Das CO2KostAufG verpflichtet den Vermieter, die CO2-Kosten transparent in der Nebenkostenabrechnung auszuweisen. Konkret muss er folgende Anforderungen erfüllen:

CO2-Kosten müssen in der Nebenkostenabrechnung gesondert aufgeschlüsselt werden
Die Stufenzuordnung des Gebäudes muss offengelegt werden
Die Berechnung (Brennstoffverbrauch, Emissionsfaktor, CO2-Menge) muss nachvollziehbar dargelegt sein
Die Aufteilung zwischen Mieter- und Vermieteranteil muss korrekt ausgewiesen werden

Rechte als Mieter

Als Mieter haben Sie klare Rechte, wenn es um die CO2-Kostenaufteilung geht. Das Gesetz schützt Sie vor einer vollständigen Übertragung der CO2-Kosten und gibt Ihnen wirksame Instrumente bei Verstößen.

50 % Kürzungsrecht

Nimmt der Vermieter keine Aufteilung der CO2-Kosten vor, dürfen Sie als Mieter 50 % der CO2-Kosten kürzen (Paragraph 7 Abs. 4 CO2KostAufG).

Belegeinsicht

Sie haben das Recht, die Berechnung der CO2-Kosten einzusehen — inklusive Brennstoffverbrauch, Emissionsfaktor und Stufenzuordnung.

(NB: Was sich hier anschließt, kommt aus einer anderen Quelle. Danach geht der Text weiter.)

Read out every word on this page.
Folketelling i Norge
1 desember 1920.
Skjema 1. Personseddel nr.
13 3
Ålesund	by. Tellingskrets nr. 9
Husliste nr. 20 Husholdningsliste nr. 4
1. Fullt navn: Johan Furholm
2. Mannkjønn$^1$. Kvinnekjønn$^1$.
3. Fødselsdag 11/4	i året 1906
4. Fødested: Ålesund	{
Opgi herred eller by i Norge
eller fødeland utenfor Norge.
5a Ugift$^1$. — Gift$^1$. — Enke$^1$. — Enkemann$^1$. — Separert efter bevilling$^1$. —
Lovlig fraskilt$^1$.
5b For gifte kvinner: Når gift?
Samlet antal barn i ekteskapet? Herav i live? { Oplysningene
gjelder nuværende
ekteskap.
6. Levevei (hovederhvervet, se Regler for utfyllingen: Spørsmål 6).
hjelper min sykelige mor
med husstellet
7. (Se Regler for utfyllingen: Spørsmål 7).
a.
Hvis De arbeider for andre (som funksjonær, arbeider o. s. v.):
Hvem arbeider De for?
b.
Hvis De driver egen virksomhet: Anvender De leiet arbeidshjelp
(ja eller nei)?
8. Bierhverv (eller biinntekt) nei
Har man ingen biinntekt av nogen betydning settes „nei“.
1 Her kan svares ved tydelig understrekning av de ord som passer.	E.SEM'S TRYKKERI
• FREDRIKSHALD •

Widerspruch bei falscher Stufe

Halten Sie die Stufenzuordnung für falsch, können Sie Widerspruch gegen die Nebenkostenabrechnung einlegen und eine Korrektur verlangen.

Sonderfälle

Das CO2KostAufG gilt grundsätzlich für alle Wohngebäude mit fossiler Beheizung. Es gibt jedoch einige Sonderfälle mit abweichenden Regelungen.

Fernwärme

Bei Fernwärme gelten eigene Emissionsfaktoren, die der Versorger ausweisen muss. Der CO2-Ausstoß hängt stark vom Erzeugungsmix ab.

Ölheizung

Bei Ölheizungen wird der Emissionsfaktor auf Basis des Heizölverbrauchs berechnet. Öl hat einen höheren CO2-Ausstoß pro kWh als Gas.

Denkmalschutz

Für denkmalgeschützte Gebäude kann eine Ausnahme gelten, wenn energetische Sanierungsmaßnahmen aus Gründen des Denkmalschutzes nicht möglich sind.

Gewerbe

Für Gewerbegebäude gilt ein eigenes Aufteilungsmodell. Die pauschale Aufteilung beträgt hier 50/50 zwischen Mieter und Vermieter.